Pedersen's flirtation with motor sport didn't begin until she left school. In fact, she found it triflely boring when her former boyfriend took her to Bay Car Club rallies as a teenager.
"I used to take a book to read while he raced," says a woman who preferred riding horses as her mother, Teresa Johns, did before she fell off a horse at the age of 12 but went on to encourageg her daughter to take up riding.
All that changed one day, almost two years later, at a race meeting when a more experienced club member, Hugh Baird, took her for a spin in his Mark I Ford Escort.
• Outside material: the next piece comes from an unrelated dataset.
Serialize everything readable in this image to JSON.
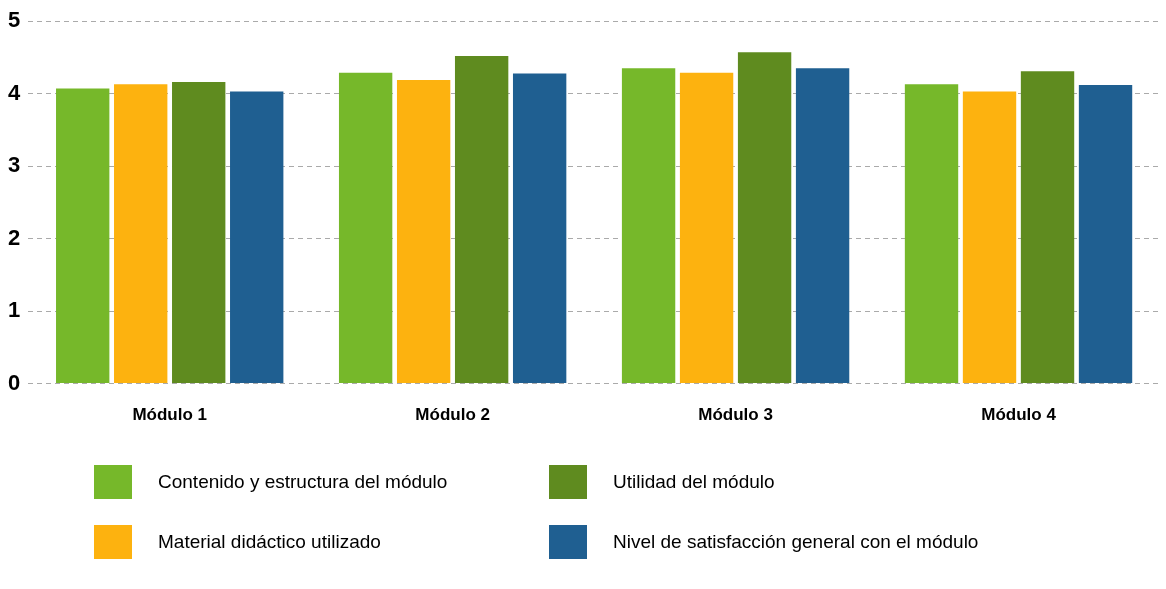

"It was a gravel road and at the first proper corner he went sideways and not straight.
"We were both looking through the passenger window and I just fell in love with the sport."
Pedersen was co-driving for Mike Turfus, of Dunedin, when Green's regular, Jane McKay, retired. Pedersen didn't hesitate calling up Green, who took her on board after a trial run.
She lauds a former Hastings co-driver, Heather McGrenningan, for helping her early in her career. Her serene step father, Peter Johns, a former co-driver, is an inspiration and her elder brother, Dion Pedersen, of Faraday, near Melbourne, is her No 1 fan.
In the early stages of her career, Pedersen feels she didn't receive the respect she deserved in the testosterone-filled arena.
"It's not so much what they say but what they don't say. They tended to brush over your comments," she says, adding the recognition is certainly there now.
Pedersen has no regrets for a "fantastic lifestyle", minus a husband and motherhood.
"Turn back time I'd do it all over again," says the woman who doesn't fancy rally driving although Green has given her an opportunity to drive the Ford Escort once.
The combination leases a Mitsubishi Evolution 10 for the big races.